At the end of two hours, though, I can’t ignore the urge that I’ve been fighting against any longer.  I take my earbuds out, tap Amy on the shoulder.

She ignores me.

I sigh in frustration, tap her on the shoulder again.  “I have to pee,” I say, pointing at the aisle at the same time in case she truly can’t hear me with the earbuds in.

She nods curtly, gets out of her seat long enough for me to squeeze past her place and into the aisle.

You think the economy section is bad when you’re almost six-four?  Let me tell you what’s even worse:  fucking airplane toilets.

Anyway, I wait in line for the bathroom for a while, use the facilities, make my way back up the aisle.  I pass the guy I’d swapped seats with on my way back, and sure enough, the window seat never got filled, so he has the whole damned row to himself.

Fucking Marty McFly.

When I get back to my row, Amy gets up again to let me back in.  I settle into my seat, doing my best to get my legs comfortable in the cramped space, reaching for my earbuds.

But before I can put them back into my ears, Amy touches my forearm and asks, “How’s your mom?  Did the surgery go alright?”

I shake my head.  “It didn’t go so well.  Turns out her cancer had metastasized, which means it spread to other parts of her body and needs radiation therapy and more chemo.”

Her face scrunches in sympathy.  “I’m really sorry to hear that.  Truly.”

I shrug.  “It’s…”  I mean to say “It’s alright,” but obviously it’s fucking not alright.  Instead, I say, “It’s like Momma always told us.  ‘Getting old definitely ain’t for sissies.’  But she’s definitely not a sissy, so I’m sure she’ll make it out of this.”

“I’m sure she probably will,” Amy says sympathetically.

I hesitate, not sure if I should push my luck, but also not wanting to miss the opportunity to open up a conversation.  “So… how was the rest of your trip?”

“It was alright,” she says, looking away from me.  

“Did you get to see your dad and your step-mom?”

“Yeah.  My dad’s a little like your mom — struggling with health stuff.  It’s hard to watch him starting to decline like this.”

“But your dad sounds like he’s as tough as my mom.”  I pause, and then add — against my better fucking judgment, “You’ve got to get your stubbornness from somewhere, right?”

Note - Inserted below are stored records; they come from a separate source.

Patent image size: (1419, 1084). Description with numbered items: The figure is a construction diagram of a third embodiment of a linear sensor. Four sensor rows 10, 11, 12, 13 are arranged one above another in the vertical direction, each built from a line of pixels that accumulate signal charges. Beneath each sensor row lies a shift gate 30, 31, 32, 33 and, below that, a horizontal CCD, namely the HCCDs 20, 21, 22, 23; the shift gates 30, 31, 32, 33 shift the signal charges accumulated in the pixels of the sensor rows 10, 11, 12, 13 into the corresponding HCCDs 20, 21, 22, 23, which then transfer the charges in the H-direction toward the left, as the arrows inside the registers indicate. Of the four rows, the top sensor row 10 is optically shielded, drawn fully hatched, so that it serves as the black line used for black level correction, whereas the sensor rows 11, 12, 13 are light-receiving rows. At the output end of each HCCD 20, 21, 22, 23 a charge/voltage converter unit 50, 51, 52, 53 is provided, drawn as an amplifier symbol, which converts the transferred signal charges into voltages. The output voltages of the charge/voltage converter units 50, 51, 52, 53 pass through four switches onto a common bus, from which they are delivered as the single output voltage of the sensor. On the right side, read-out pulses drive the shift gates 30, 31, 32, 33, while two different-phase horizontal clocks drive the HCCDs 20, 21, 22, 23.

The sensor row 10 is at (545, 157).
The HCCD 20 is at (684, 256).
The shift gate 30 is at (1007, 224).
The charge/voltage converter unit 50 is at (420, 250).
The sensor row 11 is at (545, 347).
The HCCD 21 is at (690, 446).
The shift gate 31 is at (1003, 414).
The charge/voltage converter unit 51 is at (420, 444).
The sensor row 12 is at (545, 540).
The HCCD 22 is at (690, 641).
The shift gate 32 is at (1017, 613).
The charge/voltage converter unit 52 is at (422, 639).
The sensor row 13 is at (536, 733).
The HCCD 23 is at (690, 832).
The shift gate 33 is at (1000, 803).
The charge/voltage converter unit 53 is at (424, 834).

“Mmm,” she says noncommittally.  She puts the earbuds back in, turns to face her screen.  

Oops.  

I guess our conversation’s over.

The rest of the flight goes basically in the same way — long periods of silence with occasional strained small-talk.  By the time we’re beginning our descent into Heathrow, I’ve only managed to draw about a paragraph’s worth of conversation from her.  I tell myself that part of the reason we didn’t talk is that it was an overnight flight, and Amy spent a good third of it either sleeping or pretending to sleep.

I tell myself that.  I don’t really believe it, though.

When we land and the fasten seatbelt light goes off for the last time and everyone starts deplaning, I grab her carry-on out of the overhead bin and hand it to her.

“Are you flying to Basel today?” I ask her.

“Yeah.”

“Maybe we’ll be on the same flight again.  Funny how that works with us, right?  Wacky fucking coincidence.”  She doesn’t respond.  “Hey — do you want to grab some breakfast?  I’m buying.”

“No.”

“Are you sure?  You know, the English breakfasts they have are pretty — ”

“I said no, Anika.”

“Alright,” I say, and I’m planning to say more, but the line moves, and Amy turns her back to me, heading towards the front of the plane.